Arrays, dense, sparse and queries

Hello guys,

I’m starting to play with dgraph. I’m wondering some things in my workflow case: dense and sparse arrays. I would like to know more how/if dgraph/badger support this.

As always an example is the shortest path:

Here we got plenty of hierarchical files (hdf5), which consists of mostly 3d to 1d arrays - series of images and timeseries. As always every file is accompanied by a plethora of metadata [variable names, times, parameters , geo-location, etc]. Sometimes, what we call metadata is an array sometimes is a simple number. Our idea is to enable ourselves to cut and dice this dataset through a single layer of requests - dgraph/badger.

Dgraph sounds perfect to our metadata exploration and type of queries but I’m wondering about some operations: like time slicing. example: pick me the sensors of type A, within region B, which failed between 0am to 12pm . Failed here means X[X<0]. The queries can be more complex when x got more dimensions and is sparse. Are these kind of queries easy and sppedy?

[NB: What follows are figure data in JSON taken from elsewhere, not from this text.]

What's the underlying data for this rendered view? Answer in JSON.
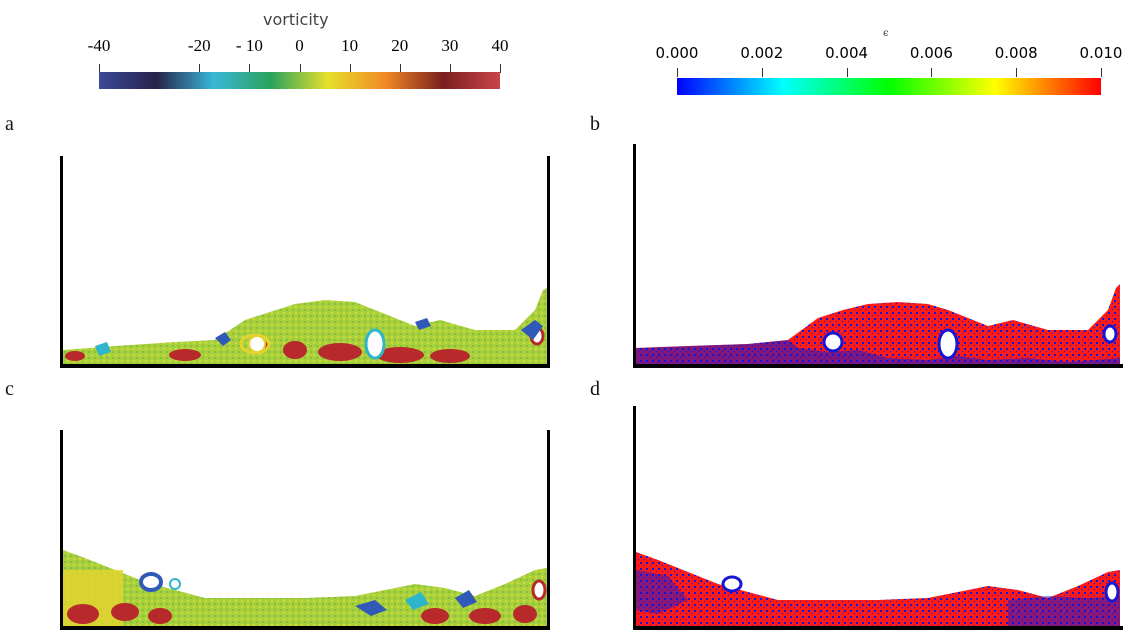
{
  "colorbar_left": {
    "title": "vorticity",
    "ticks": [
      "-40",
      "-20",
      "- 10",
      "0",
      "10",
      "20",
      "30",
      "40"
    ],
    "tick_values": [
      -40,
      -20,
      -10,
      0,
      10,
      20,
      30,
      40
    ],
    "range": [
      -40,
      40
    ],
    "colors": [
      "#3b4a9a",
      "#27234a",
      "#39b7d8",
      "#2aa25c",
      "#e6e02b",
      "#f08a24",
      "#7a1f1f",
      "#c9454a"
    ]
  },
  "colorbar_right": {
    "title": "ϵ",
    "ticks": [
      "0.000",
      "0.002",
      "0.004",
      "0.006",
      "0.008",
      "0.010"
    ],
    "tick_values": [
      0,
      0.002,
      0.004,
      0.006,
      0.008,
      0.01
    ],
    "range": [
      0,
      0.01
    ],
    "colors": [
      "#0000ff",
      "#00ffff",
      "#00ff00",
      "#ffff00",
      "#ff0000"
    ]
  },
  "panels": {
    "a": "a",
    "b": "b",
    "c": "c",
    "d": "d"
  },
  "palette": {
    "vort_green": "#9fcf3a",
    "vort_yellow": "#e2d32f",
    "vort_red": "#b7292b",
    "vort_blue": "#3159b8",
    "vort_cyan": "#2fb5c9",
    "eps_red": "#ff1a1a",
    "eps_blue": "#1515d6"
  }
}
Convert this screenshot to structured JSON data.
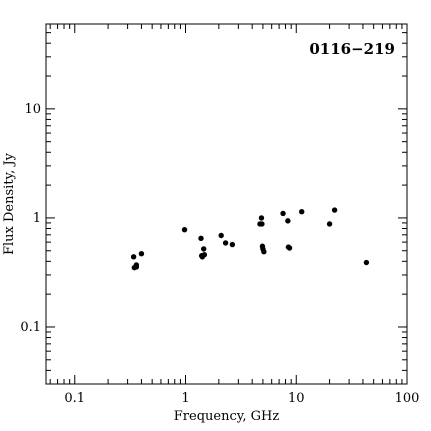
{
  "chart_data": {
    "type": "scatter",
    "title": "0116−219",
    "xlabel": "Frequency, GHz",
    "ylabel": "Flux Density, Jy",
    "x_scale": "log",
    "y_scale": "log",
    "xlim": [
      0.055,
      100
    ],
    "ylim": [
      0.03,
      60
    ],
    "x_ticks": [
      {
        "value": 0.1,
        "label": "0.1"
      },
      {
        "value": 1,
        "label": "1"
      },
      {
        "value": 10,
        "label": "10"
      },
      {
        "value": 100,
        "label": "100"
      }
    ],
    "y_ticks": [
      {
        "value": 0.1,
        "label": "0.1"
      },
      {
        "value": 1,
        "label": "1"
      },
      {
        "value": 10,
        "label": "10"
      }
    ],
    "grid": false,
    "series": [
      {
        "points": [
          {
            "x": 0.34,
            "y": 0.44
          },
          {
            "x": 0.345,
            "y": 0.35
          },
          {
            "x": 0.36,
            "y": 0.37
          },
          {
            "x": 0.36,
            "y": 0.355
          },
          {
            "x": 0.4,
            "y": 0.47
          },
          {
            "x": 0.98,
            "y": 0.78
          },
          {
            "x": 1.38,
            "y": 0.65
          },
          {
            "x": 1.4,
            "y": 0.45
          },
          {
            "x": 1.42,
            "y": 0.44
          },
          {
            "x": 1.46,
            "y": 0.52
          },
          {
            "x": 1.48,
            "y": 0.46
          },
          {
            "x": 2.1,
            "y": 0.69
          },
          {
            "x": 2.3,
            "y": 0.59
          },
          {
            "x": 2.65,
            "y": 0.57
          },
          {
            "x": 4.7,
            "y": 0.88
          },
          {
            "x": 4.85,
            "y": 1.0
          },
          {
            "x": 4.9,
            "y": 0.88
          },
          {
            "x": 4.95,
            "y": 0.55
          },
          {
            "x": 5.0,
            "y": 0.52
          },
          {
            "x": 5.1,
            "y": 0.49
          },
          {
            "x": 7.6,
            "y": 1.1
          },
          {
            "x": 8.4,
            "y": 0.94
          },
          {
            "x": 8.5,
            "y": 0.54
          },
          {
            "x": 8.7,
            "y": 0.53
          },
          {
            "x": 11.2,
            "y": 1.14
          },
          {
            "x": 20.0,
            "y": 0.88
          },
          {
            "x": 22.2,
            "y": 1.18
          },
          {
            "x": 43.0,
            "y": 0.39
          }
        ]
      }
    ]
  }
}
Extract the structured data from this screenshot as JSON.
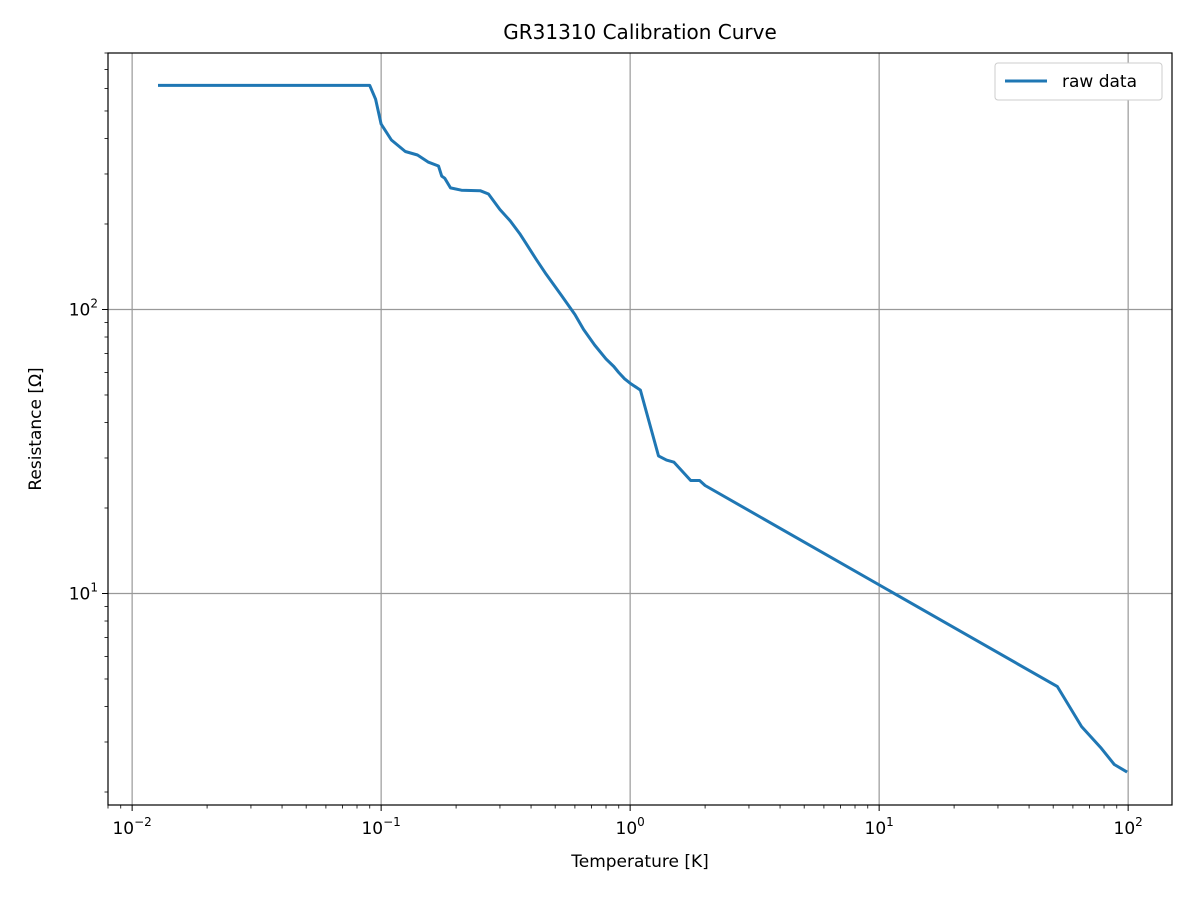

Also there are some Specialized functions/lib we use for more deep analysis. Is this kind of thing easy to hook on dgraph for several

More simple questions: Any way of compressing the data in memory or Disk? I’m asking because some of our time series or images are sparse ( lot of missing values ) and hdf compress them beautifully. It’s easy to hook a file format/library so dgeaph write/read stuff in/from it?

Hello!

It strikes me that dgraph is great at dealing with varied and inconsistent data and a lot of the queries you talk about seem perfectly doable. Sadly, if you want to search by hour rather than date there appears to be no built-in way to do that, as I found out when I asked a question specifically about this:

I now just have two datetime triples on my nodes: one for the date and one for the time. If you find a more elegant solution please let me know!